Earlier this week, Kolkata giants Mohun Bagan’s dreams of glory faded as the club exited from the preliminaries of the Asian Football Confederation Champions League, suffering an unforgiving 6-0 defeat against China’s Shandong Luneng FC. Neither the elimination nor the manner of capitulation caused particular disgruntlement among the Indian players or fans, but the result did highlight China’s lofty footballing potential, originating from both a historical and political context.

Football in China is not a recent phenomenon. In the third century BC during the Han dynasty, cuju, or kick-ball, was a leather ball game between two teams on a marked pitch with goals at two ends. Kicking was a key form of propulsion. Emperor Wu Di was both an aficionado and connoisseur, according to historical accounts.

Cuju might have been rudimentary, but China was the cradle of the earliest forms of football. China’s early settled cities and social hierarchies allowed for a framework wherein spontaneous play became organised and institutionalised. Yet the historical importance of the Chinese for football never translated into much in today’s global game.

For years, football has been a synonym for abject failure in China. Serbian coach Bora Milutinović, a doyen of international football, guided China’s team to the 2002 World Cup, but Lóngzhī Duì ,or Team Dragon, finished bottom of Group C with a goal difference of -9 after matches against Brazil, Turkey and Costa Rica. Chinese clubs also failed to make much of an impact internationally.

Xi Jinping embraces the beautiful game

Then came President Xi Jinping and, with him, an insatiable desire to propel China onto football’s world stage. The president is a self-declared football fan – of the Manchester United inclination. In 1983, he attended a friendly between China and Watford in Shanghai. The London club’s comfortable 5-1 victory must have been traumatic for Xi: in 2011 he proposed a goal-orientated vision for his country. The Chinese president listed three ambitions, all football-related: to qualify for the World Cup, to host international football’s biggest jamboree and, ultimately, to win it.

Those Greek dreams speak of a larger narrative of Chinese nation-building. As an editorial in China’s Southern Metropolis Daily newspaper pointed out:

“Dreams have power, and the constant jarring reality of Chinese football threatens nothing less than the Chinese ability to dream of a more powerful nation.”

Football is a reflection of the president’s profound insecurities that, notwithstanding the republic’s great strides forward, China remains a B-list power, shunned for its many peculiarities and deemed unfit to join an elite club of countries that matter.

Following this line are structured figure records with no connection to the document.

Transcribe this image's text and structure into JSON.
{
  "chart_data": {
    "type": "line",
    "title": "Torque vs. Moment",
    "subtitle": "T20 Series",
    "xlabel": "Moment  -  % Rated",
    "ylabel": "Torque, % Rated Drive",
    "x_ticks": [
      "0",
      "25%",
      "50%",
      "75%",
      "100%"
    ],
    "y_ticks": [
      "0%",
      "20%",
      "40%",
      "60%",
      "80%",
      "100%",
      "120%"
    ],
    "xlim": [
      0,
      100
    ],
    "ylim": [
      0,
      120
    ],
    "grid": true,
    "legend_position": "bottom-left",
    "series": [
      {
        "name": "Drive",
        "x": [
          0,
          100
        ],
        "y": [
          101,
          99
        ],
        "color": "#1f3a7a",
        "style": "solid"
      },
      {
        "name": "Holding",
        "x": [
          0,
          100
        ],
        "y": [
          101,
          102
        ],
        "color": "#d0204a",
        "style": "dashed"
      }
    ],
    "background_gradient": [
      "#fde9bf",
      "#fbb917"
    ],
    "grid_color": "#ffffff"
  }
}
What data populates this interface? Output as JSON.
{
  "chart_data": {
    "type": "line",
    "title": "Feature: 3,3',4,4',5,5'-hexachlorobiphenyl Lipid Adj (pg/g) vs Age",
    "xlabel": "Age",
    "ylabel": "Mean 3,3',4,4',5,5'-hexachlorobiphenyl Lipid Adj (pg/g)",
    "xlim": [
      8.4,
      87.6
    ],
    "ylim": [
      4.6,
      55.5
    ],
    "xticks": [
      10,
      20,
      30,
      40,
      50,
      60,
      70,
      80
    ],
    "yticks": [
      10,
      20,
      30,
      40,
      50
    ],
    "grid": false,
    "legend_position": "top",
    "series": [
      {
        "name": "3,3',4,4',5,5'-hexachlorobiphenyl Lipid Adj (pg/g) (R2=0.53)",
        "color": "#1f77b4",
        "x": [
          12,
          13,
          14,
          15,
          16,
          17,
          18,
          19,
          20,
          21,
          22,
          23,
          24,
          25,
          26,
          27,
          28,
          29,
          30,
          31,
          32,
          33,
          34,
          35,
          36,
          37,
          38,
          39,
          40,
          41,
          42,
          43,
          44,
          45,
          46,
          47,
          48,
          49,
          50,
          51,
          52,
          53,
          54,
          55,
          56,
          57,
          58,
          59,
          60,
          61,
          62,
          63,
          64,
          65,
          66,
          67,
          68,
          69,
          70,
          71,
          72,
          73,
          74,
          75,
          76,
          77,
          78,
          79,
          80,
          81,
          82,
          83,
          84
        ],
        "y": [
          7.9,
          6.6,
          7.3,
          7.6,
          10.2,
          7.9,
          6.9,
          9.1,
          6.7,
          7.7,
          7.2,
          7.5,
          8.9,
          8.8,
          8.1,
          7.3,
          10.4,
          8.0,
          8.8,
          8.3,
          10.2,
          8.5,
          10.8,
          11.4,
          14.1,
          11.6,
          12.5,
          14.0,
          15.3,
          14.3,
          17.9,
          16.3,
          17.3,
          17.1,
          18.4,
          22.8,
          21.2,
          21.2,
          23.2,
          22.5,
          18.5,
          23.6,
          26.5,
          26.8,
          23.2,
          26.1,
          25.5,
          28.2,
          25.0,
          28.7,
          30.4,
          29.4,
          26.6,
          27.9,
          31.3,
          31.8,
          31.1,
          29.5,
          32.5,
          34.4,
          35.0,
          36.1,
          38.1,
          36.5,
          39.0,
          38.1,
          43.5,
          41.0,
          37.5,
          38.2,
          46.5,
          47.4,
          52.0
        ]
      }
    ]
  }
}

For Xi, football is a soft-power tool to mitigate the nagging fear that China’s quest for hegemony might never materialise, but rather fizzle out and be absorbed by the open and integrated global order. Football is required by the Chinese administration to rule with more legitimacy, for increased geopolitical standing and projection of power, according to Xu Guoqi, a Harvard-educated historian at the University of Hong Kong.

Football neatly fits in to the everyman image Xi has been cultivating since he became president in 2012. Yet Xi’s self-proclaimed football love is more than just hoopla.

A rapid resurgence

Chinese club football is improving drastically with Guangzhou Evergrande a prime exponent. They won the Chinese Super League or CSL five consecutive times and rose steadily to become a continental powerhouse, winning the AFC Champions League under Brazilian coach Luiz Felipe Scolari. The Club World Cup was still a step too far as they failed to muster any pugnacity in the semi-finals against FC Barcelona’s triangulated game and Luis Suarez’s goal-poaching instincts.

In the January transfer window, Guangzhou signed Colombian midfielder Jackson Martinez from Atletico Madrid for £31.5 million, 2016’s highest fee. Ramires, Elkeson and Gervinho also completed high-profile moves to inject the CSL with star ethos and quality. At this rate, China will become the biggest non-European league, overtaking the Major League Soccer, with healthy average attendances of 22,000 and a television rights deal package worth £850 million over the next five seasons.

The CSL may form the basis for a stronger national team, together with a grassroots level movement. By 2017, about 20,000 football-themed schools will be opened with the aim of educating and producing more than 100,000 players. They might be part of a future generation of Chinese star players. Mohun Bagan and the rest of the football world may want to take note: China’s footballing power is not to be taken lightly.